Soon enough these virtual designs became real designs – the aluminum Heineken bottle that now exists is his, the Toyota flagship show-room on the Champs Elysées, his…..the Ora-Ito studio had become in it’s first year, a multi-million dollar business.
An awesome story – the methods of delivery have changed – well maybe not changed per se, the ability to deliver or create “noise”, to get your idea’s across has changed – the gatekeepers are still there – but we have the abilty to circumvent them to some extent these days. It’s an interesting time in the sense that often we seem to be straddling the old ways and the new ways – not quite committed to either just yet. Big shifts are slow.
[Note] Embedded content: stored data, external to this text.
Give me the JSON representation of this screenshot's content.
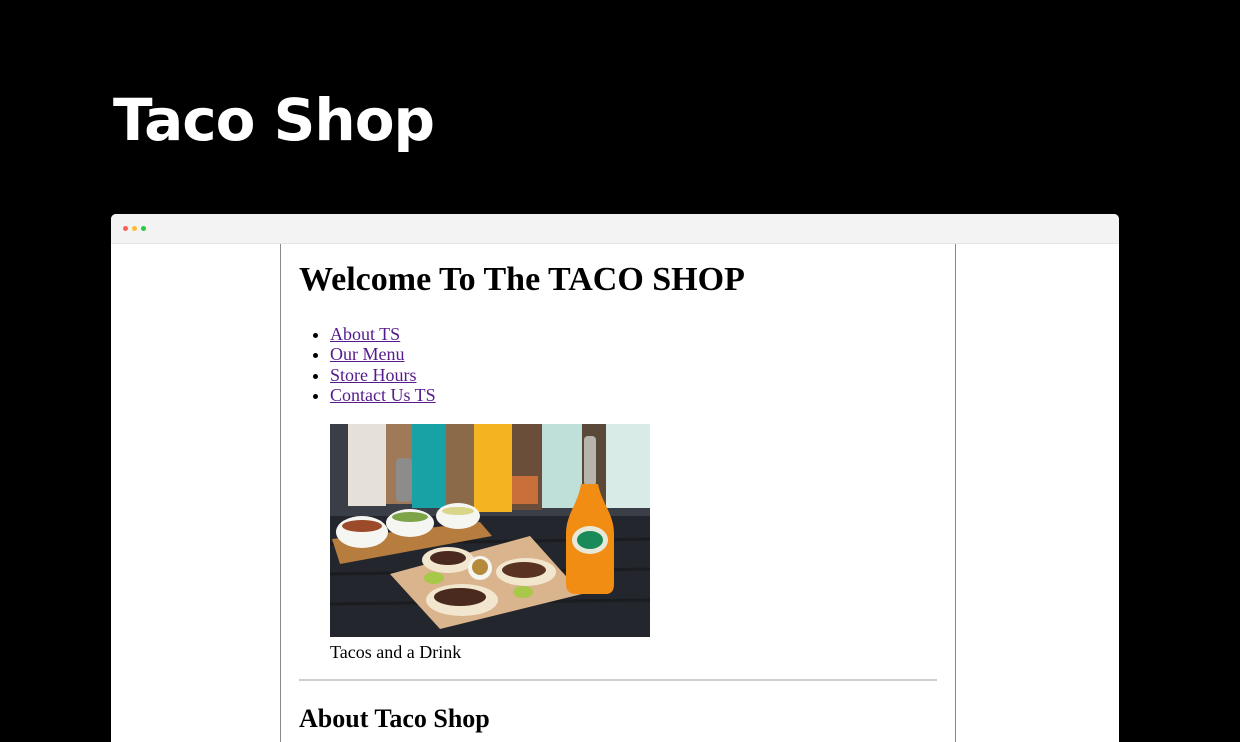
{
  "hero": {
    "title": "Taco Shop"
  },
  "browser": {
    "dot_colors": [
      "#ff5f57",
      "#febc2e",
      "#28c840"
    ]
  },
  "page": {
    "heading": "Welcome To The TACO SHOP",
    "nav": [
      {
        "label": "About TS"
      },
      {
        "label": "Our Menu"
      },
      {
        "label": "Store Hours"
      },
      {
        "label": "Contact Us TS"
      }
    ],
    "image_caption": "Tacos and a Drink",
    "section_heading": "About Taco Shop"
  },
  "colors": {
    "background": "#000000",
    "link_visited": "#551a8b"
  }
}
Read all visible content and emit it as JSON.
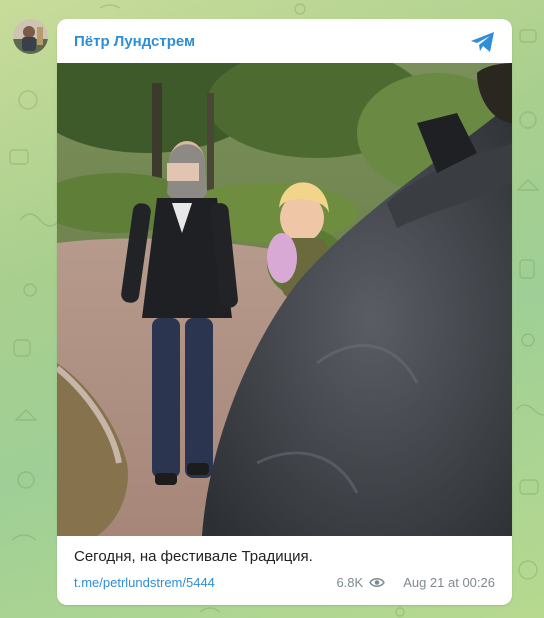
{
  "channel": {
    "name": "Пётр Лундстрем",
    "avatar_icon": "channel-avatar",
    "platform_icon": "telegram-icon"
  },
  "post": {
    "photo_icon": "post-photo",
    "caption": "Сегодня, на фестивале Традиция.",
    "link": "t.me/petrlundstrem/5444",
    "views": "6.8K",
    "views_icon": "eye-icon",
    "date": "Aug 21 at 00:26"
  },
  "colors": {
    "accent": "#2f8ed8",
    "meta_text": "#7f8a90",
    "background": "#a9cf8e",
    "card": "#ffffff"
  }
}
Right now I’ve been working forever on the Somnus-Neu design, a fully interactive bed – it’s gaining traction - Yotel are now talking to me about installing Somnus-Neu in all their new suites in London and NY which is fantastic – they’re innovators in the hotel sector for sure. The point is, it’s like Ora-Ito did – you have to get the power of the people behind new concepts and they become the barometers in some sense when your trying to get a new concept across the board. Sleeper magazine ran a great feature article on Somnus-Neu which in turn got in front of Yotel who, in turn got in touch with me – you can read the article here.
All roads lead to Rome – it’s up to you which road you choose.